- Over 50 per cent cite costs as the biggest hurdle to implementing ESG measures
- For around two-thirds, attractiveness to investors and financiers is the biggest advantage of ESG; loss of asset value is the biggest concern
- 87 per cent focus primarily on environmental aspects
Frankfurt am Main, 22 August 2023 – European real estate companies see ESG as highly relevant to their investment strategy and are well-resourced for it. This is the result of a study conducted by Drooms, the leading provider of digital platforms for real estate assets in Europe, during April 2023. The company surveyed around 160 real estate experts in Europe for this latest study. The whole report can be found here.
83 per cent of the real estate professionals surveyed plan to give greater consideration to ESG in their investment strategy in the coming year, and 70 per cent of the respondents already have a dedicated individual responsible for ESG. In day-to-day business, however, ESG does not yet influence decision-making as much as one would expect: On average, the companies surveyed see the influence at 6.95 points on a scale of one to ten.
Lack of regulation and high documentation burden on companies
In addition to cost, which is the biggest barrier to implementing ESG measures for more than half of respondents, the lack of regulation (47 per cent) and the complexity and additional documentation burden (44 per cent) are key inhibitors. Other deterrents are a lack of understanding of how ESG compliance is achieved (44 per cent) and a lack of EU-wide regulation and standards (40 per cent).
“The documentation process is one of the big hurdles to implementing ESG measures. Companies therefore often perceive ESG as a burden rather than an opportunity. Interestingly, many companies are also concerned by the lack of regulation. They lack implementation and legal certainty for their ESG strategy. This sometimes culminates in a wait-and-see attitude: to avoid getting it wrong, you’d rather not do it,” explains Petter Made, SVP Product & Development at Drooms. “Digital data room solutions can help manage the complexity of ESG requirements – not only by keeping documentation organised for reporting purposes but also for the implementation of new regulations and for easier comparison of different assets within a portfolio. Unfortunately, this potential is not yet fully exploited.”

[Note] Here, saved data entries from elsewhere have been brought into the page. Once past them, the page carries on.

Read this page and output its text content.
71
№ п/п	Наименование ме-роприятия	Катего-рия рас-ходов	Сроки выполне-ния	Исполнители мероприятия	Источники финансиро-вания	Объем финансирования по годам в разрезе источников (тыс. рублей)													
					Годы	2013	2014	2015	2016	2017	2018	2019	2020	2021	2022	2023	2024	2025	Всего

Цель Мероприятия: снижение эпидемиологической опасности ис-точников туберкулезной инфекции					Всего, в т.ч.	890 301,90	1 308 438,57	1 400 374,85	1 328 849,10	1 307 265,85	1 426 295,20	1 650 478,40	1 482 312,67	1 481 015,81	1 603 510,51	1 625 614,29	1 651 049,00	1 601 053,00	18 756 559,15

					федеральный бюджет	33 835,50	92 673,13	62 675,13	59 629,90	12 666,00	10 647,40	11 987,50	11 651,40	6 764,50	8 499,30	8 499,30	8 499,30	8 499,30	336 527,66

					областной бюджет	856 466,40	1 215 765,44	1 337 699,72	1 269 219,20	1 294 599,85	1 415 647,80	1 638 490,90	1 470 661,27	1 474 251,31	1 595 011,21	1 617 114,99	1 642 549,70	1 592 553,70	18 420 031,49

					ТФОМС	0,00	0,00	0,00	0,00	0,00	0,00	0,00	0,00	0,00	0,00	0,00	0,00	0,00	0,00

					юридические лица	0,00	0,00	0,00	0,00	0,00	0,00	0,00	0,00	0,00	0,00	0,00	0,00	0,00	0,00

Complex documentation process
Unquestionably, many of the respondents have high hopes for technological solutions such as data management platforms for storing and analysing relevant ESG data. On a scale of one to ten, they answered with an average of 7.42 to the question of how strongly they expect such solutions to play a crucial role for investors in the future. However, many respondents still rarely use the possibilities of such tools: 60 percent of them store the data for the documentation process on their own server, 36 percent use a cloud, and just 24 per cent use a data room thus far.
“In the documentation and due diligence process, the real estate industry can become much more efficient. The documentation process takes up an incredible amount of time because documents and data have to be partly digitised, partly searched for, and different versions have to be compared with each other and made accessible to the various stakeholders. Yet it has long been possible to file documents centrally and always keep them up to date and make them accessible to all stakeholders without having to spend months preparing them,” Made explains.
For about 20 per cent of the respondents, the documentation process takes more than six months, for 20 per cent it takes four to five months and for 47 per cent it takes two to three months.
Attractiveness to investors and financiers as the greatest advantage
The respondents see the greatest advantage of ESG for real estate in the financial area. For almost 65 per cent of respondents, greater attractiveness to investors and financiers is one of the biggest advantages, while increasing the value of their own assets is interesting for 60 per cent. Reducing operating costs (39 per cent) and higher rent (27 per cent), on the other hand, are attributed less relevance. But reducing emissions and the associated climate protection are also among the most important factors for around 64 per cent, as is taking responsibility (39 per cent).
ESG – the E remains the primary focus
The focus of the real estate experts surveyed continues to be on the ecological aspect of real estate.
87 per cent stated that they pay attention to ecological factors in their investment strategy. Social aspects (30 per cent) and governance criteria (25 per cent) followed far behind. Overall, the ESG compliance of assets is a decisive factor for the respondents. 54 per cent would be very unlikely to invest in a non-ESG compliant property. 93 per cent would rather invest additional money in the ESG compliance of their assets than sell them at a potential loss. Overall, loss of value is the biggest concern with regard to ESG regulations (64 per cent). Twenty per cent are concerned about potential long-term negative marketing consequences and nine per cent about potential penalties.
“ESG issues are at the top of the agenda in the real estate industry and are here to stay. However, we make it incredibly difficult for ourselves to implement. Highly paid professionals get hung up on document management instead of focusing on creating smart solutions for meeting ESG requirements,” says Made. “Digitalisation is not a panacea, but it can help to simplify communication with stakeholders and the regulator. Quite simply, by making all the necessary information available at all times.”